In African game reserves, elephants were eating themselves out of house and home. So the Humane Society International found a way to control the growing elephant population in South African reserves without resorting to cruel practices: elephant contraception.
“In a lot of places in Africa, elephants are confined by fences or barriers,” explains Humane Society International’s director of wildlife Theresa Telecky. “If the population isn’t controlled in some way, the elephants will out-eat the area.”
When the pachyderm population threatened its own existence, reserve managers had to take drastic measures. The most common ways to control an elephant population were culling — killing a portion of the elephants — or trans-locating — capturing and transferring the elephants to another area. Both methods cause stress and damage to elephant communities.
“We offer an alternative to managers that doesn’t involve cruel or invasive methods,” Telecky says.
The Humane Society has been researching an effective contraception for elephants. It tested the vaccine-inspired contraception over 10 years in South Africa’s Makalali Conservancy and the University of Pretoria.
It’s not a pill or a condom, but the dart vaccination can effectively render a female elephant infertile for a year without harmful side effects. The contraception uses the elephants’ immune system to attack possible fertilization.
Researchers claim the dart isn’t painful, especially when compared to culling, but the contraceptive task forces in reserves can raise a few alarms among the elephants.
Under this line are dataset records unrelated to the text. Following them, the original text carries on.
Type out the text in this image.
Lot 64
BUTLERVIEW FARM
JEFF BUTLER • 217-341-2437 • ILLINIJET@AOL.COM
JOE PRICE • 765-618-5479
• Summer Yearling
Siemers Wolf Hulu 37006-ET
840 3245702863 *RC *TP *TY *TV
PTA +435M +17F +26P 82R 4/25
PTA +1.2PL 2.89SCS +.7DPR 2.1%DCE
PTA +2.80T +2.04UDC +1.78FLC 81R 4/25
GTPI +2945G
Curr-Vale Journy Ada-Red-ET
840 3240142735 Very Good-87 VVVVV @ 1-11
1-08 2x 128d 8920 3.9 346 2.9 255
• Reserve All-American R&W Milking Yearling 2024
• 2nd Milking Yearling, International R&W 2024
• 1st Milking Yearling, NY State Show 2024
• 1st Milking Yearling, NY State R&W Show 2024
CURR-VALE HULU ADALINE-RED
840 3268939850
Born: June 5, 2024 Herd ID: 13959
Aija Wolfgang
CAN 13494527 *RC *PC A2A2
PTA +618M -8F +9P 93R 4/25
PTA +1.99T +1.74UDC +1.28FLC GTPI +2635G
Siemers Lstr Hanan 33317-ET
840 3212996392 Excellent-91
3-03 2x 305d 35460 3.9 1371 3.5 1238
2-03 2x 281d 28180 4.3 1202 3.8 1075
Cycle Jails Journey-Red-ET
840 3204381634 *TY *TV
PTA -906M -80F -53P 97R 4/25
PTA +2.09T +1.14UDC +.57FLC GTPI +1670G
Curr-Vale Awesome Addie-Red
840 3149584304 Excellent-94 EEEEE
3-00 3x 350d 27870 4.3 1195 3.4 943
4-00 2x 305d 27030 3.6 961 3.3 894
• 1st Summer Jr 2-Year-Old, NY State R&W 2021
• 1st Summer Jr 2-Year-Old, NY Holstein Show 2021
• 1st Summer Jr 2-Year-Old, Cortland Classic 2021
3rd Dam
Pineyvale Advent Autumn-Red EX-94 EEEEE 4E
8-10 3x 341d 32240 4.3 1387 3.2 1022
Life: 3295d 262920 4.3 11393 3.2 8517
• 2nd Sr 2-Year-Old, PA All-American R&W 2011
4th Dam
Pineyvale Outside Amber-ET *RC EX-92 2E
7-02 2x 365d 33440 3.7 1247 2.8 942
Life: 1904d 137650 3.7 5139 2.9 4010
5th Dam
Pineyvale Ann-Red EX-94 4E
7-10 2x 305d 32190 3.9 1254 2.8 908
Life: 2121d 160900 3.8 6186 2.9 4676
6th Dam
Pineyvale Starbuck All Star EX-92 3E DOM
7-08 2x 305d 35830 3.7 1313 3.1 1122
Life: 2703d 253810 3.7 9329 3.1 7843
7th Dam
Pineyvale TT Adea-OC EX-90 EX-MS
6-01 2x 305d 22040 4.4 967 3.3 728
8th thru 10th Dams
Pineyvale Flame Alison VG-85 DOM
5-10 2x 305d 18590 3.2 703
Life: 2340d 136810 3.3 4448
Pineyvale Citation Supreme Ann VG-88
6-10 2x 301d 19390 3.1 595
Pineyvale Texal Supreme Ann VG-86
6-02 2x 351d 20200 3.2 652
Helicopter approaches worried the elephants. Vehicles didn’t.
Which females get the drug? It depends on the preserve.
In some reserves, managers dart a percentage of the population at random. At the Humane Society’s testing site in Makalali, the reserve managers work closely with the elephants and determine which ones are ready for motherhood.
The contraception vaccine isn’t just useful for modern female elephants. Deer and horses in America have been darted to control growing populations. As for the continuing rise in human population numbers, we’ll have to wait for a solution.
“This technique is not approved for use in humans,” Telecky says.